Critical micellar concentration determination of pure phospholipids and lipid‐raft and their mixtures with cholesterol

Abstract

AbstractPhospholipids in biological membranes establish a chemical equilibrium between free phospholipids in the aqueous phase (CMC) and self‐assembled phospholipids in vesicles, keeping the CMC constant. The CMC is different for each phospholipid, depends on the amount of cholesterol, and, according to the lipid‐chaperone hypothesis, controls the interaction between free phospholipids and amyloidogenic proteins (such as amylin, amyloid‐β, and α‐synuclein, all of which are, respectively, associated with a different proteinopathy), which governs the formation of a toxic complex between free lipids and proteins that leads to membrane destruction.

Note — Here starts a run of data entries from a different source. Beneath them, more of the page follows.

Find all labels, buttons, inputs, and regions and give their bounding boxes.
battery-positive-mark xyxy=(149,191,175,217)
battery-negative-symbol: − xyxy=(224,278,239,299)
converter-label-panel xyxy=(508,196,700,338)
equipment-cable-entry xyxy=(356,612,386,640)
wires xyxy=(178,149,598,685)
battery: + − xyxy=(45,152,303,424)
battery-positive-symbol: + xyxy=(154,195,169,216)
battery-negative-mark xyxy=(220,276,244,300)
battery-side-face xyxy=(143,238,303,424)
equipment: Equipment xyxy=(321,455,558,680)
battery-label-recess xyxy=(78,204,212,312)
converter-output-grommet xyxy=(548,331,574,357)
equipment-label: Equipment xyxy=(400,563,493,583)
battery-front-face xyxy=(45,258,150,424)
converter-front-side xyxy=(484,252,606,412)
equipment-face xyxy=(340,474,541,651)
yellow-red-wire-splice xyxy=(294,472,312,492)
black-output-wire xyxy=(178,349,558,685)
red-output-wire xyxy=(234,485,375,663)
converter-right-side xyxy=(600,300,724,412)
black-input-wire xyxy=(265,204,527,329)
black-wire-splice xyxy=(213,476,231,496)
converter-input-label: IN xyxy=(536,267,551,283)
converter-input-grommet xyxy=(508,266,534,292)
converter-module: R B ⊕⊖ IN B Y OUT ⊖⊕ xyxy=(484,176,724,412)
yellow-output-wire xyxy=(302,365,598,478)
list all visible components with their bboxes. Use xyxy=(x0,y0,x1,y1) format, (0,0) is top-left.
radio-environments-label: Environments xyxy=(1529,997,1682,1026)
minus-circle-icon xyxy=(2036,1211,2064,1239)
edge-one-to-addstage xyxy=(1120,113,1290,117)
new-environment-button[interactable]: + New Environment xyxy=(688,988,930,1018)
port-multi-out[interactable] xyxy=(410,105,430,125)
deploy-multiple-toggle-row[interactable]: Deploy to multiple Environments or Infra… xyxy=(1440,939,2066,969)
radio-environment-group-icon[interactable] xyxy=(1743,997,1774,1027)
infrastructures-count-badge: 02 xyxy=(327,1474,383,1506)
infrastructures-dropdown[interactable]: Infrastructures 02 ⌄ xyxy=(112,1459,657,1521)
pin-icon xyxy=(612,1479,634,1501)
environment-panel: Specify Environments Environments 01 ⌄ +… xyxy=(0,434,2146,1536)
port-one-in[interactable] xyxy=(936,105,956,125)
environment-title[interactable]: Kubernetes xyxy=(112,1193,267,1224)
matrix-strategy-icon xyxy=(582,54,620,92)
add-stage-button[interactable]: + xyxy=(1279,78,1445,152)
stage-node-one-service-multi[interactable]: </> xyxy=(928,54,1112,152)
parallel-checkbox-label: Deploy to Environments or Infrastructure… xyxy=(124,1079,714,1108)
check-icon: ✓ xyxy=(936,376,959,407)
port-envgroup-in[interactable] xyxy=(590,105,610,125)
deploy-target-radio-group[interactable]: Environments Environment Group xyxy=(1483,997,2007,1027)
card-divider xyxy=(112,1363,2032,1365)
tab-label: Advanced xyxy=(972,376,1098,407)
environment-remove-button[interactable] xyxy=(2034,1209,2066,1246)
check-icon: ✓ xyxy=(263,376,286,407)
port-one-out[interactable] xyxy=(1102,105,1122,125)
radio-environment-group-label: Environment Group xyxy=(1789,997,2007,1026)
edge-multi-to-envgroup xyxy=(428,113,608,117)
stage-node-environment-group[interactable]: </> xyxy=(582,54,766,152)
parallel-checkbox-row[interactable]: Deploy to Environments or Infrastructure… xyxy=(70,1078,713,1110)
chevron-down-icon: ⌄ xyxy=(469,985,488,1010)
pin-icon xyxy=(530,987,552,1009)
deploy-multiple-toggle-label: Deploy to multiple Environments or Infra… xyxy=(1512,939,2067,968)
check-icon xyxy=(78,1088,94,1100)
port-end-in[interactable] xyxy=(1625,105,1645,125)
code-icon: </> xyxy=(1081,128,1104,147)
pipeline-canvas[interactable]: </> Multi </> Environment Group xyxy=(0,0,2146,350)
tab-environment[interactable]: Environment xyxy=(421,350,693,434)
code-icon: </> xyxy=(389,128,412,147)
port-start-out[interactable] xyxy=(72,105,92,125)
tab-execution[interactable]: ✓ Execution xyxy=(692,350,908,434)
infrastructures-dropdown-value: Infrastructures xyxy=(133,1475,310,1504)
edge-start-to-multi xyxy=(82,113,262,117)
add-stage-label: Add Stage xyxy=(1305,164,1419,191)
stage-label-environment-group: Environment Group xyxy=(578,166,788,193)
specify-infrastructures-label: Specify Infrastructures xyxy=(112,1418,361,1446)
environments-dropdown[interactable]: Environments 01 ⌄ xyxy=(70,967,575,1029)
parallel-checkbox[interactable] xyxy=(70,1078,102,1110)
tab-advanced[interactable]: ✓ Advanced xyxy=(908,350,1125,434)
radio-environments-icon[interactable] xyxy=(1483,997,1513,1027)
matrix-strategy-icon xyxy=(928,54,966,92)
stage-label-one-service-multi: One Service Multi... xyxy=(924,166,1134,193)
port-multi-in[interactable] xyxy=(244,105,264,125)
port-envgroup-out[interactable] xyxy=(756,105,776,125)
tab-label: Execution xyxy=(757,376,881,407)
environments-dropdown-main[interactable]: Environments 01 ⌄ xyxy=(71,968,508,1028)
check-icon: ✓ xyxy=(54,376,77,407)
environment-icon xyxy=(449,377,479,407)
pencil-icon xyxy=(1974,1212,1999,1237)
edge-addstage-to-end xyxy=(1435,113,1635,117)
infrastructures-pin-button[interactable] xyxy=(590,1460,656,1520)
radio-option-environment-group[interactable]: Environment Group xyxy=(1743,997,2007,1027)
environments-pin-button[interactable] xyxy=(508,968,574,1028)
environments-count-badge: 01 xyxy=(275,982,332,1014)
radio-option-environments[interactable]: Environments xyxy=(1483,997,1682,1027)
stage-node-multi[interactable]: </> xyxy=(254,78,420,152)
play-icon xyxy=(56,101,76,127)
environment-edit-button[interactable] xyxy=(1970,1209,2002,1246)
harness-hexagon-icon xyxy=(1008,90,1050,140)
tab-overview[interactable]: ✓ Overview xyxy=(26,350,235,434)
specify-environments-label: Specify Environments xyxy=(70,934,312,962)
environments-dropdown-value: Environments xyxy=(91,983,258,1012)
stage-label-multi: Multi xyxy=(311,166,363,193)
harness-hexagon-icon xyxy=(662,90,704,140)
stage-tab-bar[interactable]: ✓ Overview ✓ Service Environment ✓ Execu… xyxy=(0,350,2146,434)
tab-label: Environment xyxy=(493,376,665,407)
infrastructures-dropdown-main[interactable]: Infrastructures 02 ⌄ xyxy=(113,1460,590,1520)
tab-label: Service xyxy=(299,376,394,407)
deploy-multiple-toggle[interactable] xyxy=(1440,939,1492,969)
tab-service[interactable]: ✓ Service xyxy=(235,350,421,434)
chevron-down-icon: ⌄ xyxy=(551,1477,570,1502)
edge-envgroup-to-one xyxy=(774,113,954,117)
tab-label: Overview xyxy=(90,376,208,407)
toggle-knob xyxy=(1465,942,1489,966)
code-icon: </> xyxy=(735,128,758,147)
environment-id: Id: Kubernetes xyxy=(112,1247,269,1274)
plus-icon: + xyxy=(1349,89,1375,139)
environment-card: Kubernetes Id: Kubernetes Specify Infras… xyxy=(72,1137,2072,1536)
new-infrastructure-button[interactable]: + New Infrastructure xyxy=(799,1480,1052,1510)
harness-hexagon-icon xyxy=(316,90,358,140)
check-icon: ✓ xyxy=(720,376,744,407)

Here, we provide quantitative measurements of CMCs and bilayer stability of pure phospholipids, lipid rafts, and their mixture with cholesterol by fluorescence methods (using pyrene as a probe) and light scattering techniques (resonance Rayleigh scattering and fixed‐angle light scattering) performed on LUVs, as well as AFM to measure LUV dimensions. Also, we test the lipid‐chaperone hypothesis on human IAPP interacting with different mixture of POPC cholesterol. Stated the importance of CMC in membrane stability and protein aggregation processes, these results could be a starting point for the development of a quantitative kinetic model for the lipid chaperone hypothesis.